Adolescent depression is serious and common. As adolescents spend approximately 15,000 h in school, this setting is a logical place to seek etiological factors. Research suggests there are negative associations between school climate and adolescent depressive symptoms. However, such studies typically use student reports of both climate and depressive symptoms; this is problematic because common method variance results when the same individual provides information on all variables, contributing to overestimations of associations between depressive symptoms and school climate. Therefore, the purpose of this study is to examine the association between teacher-reported school climate and adolescent-reported depressive symptoms. Thus, 2545 Australian high school students participated in this 5-year longitudinal study. Students completed a measure of depressive symptoms annually; their teachers (N = 882) completed a questionnaire to evaluate the quality of the school environment (i.e., safe/orderly and supportive relationships).
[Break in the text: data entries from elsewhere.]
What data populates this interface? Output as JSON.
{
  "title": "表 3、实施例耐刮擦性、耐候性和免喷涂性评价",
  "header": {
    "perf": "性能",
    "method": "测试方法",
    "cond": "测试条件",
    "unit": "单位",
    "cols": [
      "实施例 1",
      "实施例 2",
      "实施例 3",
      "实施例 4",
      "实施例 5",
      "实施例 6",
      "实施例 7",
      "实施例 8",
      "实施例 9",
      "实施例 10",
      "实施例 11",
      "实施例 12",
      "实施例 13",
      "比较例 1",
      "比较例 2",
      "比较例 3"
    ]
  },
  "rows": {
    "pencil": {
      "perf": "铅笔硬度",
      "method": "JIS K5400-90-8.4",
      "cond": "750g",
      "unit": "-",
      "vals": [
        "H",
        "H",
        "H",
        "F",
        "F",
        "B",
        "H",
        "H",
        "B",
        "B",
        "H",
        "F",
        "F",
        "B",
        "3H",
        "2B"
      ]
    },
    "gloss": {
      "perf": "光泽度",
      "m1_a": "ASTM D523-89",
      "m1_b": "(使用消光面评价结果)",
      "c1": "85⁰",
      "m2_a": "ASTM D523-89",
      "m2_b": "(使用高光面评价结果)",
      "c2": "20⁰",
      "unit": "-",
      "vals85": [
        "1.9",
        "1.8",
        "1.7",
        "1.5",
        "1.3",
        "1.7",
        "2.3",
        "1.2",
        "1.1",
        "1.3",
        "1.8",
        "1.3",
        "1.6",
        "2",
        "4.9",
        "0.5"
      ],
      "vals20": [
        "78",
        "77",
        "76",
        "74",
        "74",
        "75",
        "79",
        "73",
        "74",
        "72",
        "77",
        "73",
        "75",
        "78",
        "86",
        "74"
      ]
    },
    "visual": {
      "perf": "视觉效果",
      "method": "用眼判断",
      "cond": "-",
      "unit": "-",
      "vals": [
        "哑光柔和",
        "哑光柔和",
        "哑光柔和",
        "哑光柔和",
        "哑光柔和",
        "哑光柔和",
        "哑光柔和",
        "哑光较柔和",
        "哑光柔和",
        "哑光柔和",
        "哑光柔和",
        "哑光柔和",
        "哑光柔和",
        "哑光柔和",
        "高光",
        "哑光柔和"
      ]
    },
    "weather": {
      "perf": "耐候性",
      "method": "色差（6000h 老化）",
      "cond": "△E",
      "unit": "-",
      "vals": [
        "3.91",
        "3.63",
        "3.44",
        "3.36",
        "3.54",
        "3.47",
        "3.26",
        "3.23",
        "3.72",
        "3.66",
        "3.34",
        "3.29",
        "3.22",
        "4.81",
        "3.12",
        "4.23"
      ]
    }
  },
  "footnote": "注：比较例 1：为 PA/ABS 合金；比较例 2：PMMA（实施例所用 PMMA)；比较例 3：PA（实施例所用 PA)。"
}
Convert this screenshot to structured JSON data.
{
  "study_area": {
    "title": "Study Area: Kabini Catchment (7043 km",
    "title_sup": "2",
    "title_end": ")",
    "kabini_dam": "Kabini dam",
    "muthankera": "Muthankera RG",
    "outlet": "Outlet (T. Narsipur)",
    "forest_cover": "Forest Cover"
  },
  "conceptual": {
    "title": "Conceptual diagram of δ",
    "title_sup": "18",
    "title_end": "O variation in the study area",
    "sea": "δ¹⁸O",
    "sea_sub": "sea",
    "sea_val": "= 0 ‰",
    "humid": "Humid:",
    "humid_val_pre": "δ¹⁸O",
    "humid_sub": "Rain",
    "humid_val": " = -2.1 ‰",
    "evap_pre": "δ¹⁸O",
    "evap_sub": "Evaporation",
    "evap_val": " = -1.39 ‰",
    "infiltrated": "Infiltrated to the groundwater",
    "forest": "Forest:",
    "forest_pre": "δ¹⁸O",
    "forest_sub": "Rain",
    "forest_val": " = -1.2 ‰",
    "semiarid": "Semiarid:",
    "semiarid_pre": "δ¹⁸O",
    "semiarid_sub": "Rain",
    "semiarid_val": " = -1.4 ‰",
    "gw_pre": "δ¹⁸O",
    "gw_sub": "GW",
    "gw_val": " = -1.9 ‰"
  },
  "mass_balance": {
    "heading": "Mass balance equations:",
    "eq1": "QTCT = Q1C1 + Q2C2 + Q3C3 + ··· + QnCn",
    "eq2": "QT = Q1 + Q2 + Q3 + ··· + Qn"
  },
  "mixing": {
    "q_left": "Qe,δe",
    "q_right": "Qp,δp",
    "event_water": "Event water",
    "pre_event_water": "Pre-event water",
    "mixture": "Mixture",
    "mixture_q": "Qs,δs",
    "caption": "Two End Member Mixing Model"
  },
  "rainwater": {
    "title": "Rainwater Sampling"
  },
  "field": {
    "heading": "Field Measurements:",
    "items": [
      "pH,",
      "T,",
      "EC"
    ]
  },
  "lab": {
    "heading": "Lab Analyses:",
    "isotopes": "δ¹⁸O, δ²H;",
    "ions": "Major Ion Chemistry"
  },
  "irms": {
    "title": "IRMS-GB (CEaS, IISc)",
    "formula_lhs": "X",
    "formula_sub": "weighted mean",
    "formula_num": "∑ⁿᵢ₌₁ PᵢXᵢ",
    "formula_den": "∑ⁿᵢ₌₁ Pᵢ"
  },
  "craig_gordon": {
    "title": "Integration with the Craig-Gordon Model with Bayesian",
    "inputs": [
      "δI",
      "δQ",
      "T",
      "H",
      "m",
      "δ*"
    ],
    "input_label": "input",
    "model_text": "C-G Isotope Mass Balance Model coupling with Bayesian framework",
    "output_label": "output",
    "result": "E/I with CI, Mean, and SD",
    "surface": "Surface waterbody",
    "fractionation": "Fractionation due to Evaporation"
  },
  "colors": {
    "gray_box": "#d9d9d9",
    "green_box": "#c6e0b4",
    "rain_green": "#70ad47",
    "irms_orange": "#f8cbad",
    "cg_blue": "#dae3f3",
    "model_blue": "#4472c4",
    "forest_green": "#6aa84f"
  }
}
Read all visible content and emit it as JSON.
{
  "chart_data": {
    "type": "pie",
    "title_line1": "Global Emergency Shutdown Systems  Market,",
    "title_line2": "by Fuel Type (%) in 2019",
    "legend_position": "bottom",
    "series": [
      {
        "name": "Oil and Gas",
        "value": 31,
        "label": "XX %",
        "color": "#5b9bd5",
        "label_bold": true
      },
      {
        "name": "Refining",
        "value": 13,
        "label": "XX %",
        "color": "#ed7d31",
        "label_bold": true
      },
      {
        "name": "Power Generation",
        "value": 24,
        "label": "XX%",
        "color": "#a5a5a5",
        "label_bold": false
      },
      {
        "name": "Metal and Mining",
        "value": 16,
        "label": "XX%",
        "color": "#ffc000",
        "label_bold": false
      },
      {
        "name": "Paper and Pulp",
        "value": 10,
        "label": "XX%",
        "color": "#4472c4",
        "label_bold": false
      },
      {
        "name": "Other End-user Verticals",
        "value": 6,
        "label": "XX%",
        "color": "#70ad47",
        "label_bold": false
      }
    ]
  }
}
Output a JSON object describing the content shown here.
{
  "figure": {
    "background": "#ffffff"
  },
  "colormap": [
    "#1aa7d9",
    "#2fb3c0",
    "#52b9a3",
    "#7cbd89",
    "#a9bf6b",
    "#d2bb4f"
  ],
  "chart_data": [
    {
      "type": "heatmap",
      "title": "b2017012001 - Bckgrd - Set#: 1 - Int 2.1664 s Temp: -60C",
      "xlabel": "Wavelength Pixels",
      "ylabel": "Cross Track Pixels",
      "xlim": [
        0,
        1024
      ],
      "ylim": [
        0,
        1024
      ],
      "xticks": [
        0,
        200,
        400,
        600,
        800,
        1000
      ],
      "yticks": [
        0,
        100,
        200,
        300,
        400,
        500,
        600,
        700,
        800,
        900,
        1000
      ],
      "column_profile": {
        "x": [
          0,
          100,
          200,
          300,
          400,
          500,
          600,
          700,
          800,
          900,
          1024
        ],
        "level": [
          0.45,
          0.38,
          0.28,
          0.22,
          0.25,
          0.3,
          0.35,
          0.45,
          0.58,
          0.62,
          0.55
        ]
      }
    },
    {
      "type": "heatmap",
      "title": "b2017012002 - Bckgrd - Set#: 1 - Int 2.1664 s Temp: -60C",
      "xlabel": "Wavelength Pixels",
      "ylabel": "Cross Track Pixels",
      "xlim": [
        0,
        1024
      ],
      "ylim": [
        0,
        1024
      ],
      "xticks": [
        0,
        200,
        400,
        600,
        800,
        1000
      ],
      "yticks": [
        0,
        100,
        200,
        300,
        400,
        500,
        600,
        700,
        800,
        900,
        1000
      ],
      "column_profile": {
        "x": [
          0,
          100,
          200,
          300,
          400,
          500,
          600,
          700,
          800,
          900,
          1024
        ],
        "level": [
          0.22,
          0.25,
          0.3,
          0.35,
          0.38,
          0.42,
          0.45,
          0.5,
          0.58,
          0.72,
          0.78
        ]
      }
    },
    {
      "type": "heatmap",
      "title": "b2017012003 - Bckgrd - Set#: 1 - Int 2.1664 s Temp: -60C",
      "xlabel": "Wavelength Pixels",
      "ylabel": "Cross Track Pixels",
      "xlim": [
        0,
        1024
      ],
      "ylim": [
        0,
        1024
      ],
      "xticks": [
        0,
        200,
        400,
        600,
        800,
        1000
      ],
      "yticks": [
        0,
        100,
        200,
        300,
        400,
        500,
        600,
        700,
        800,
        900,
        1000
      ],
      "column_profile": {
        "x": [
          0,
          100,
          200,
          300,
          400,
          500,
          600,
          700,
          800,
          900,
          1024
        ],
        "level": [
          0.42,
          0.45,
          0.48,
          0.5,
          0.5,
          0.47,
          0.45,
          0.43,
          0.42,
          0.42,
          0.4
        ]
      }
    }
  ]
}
Multi-group latent growth models revealed that more positive teacher-reported school climate was cross-sectionally associated with fewer student-reported depressive symptoms in both boys and girls, although this association was significantly stronger for girls. Longitudinally, positive school climate was associated with lower depressive symptoms but a higher rate of change of symptoms for both boys and girls. The overall findings are consistent with previous findings with student-reported school climate. However, the gender difference and the directionality of the longitudinal association between school climate and depressive symptoms over time demonstrate that additional studies of mechanisms by which school climate is connected to adolescents’ depressive symptoms are needed.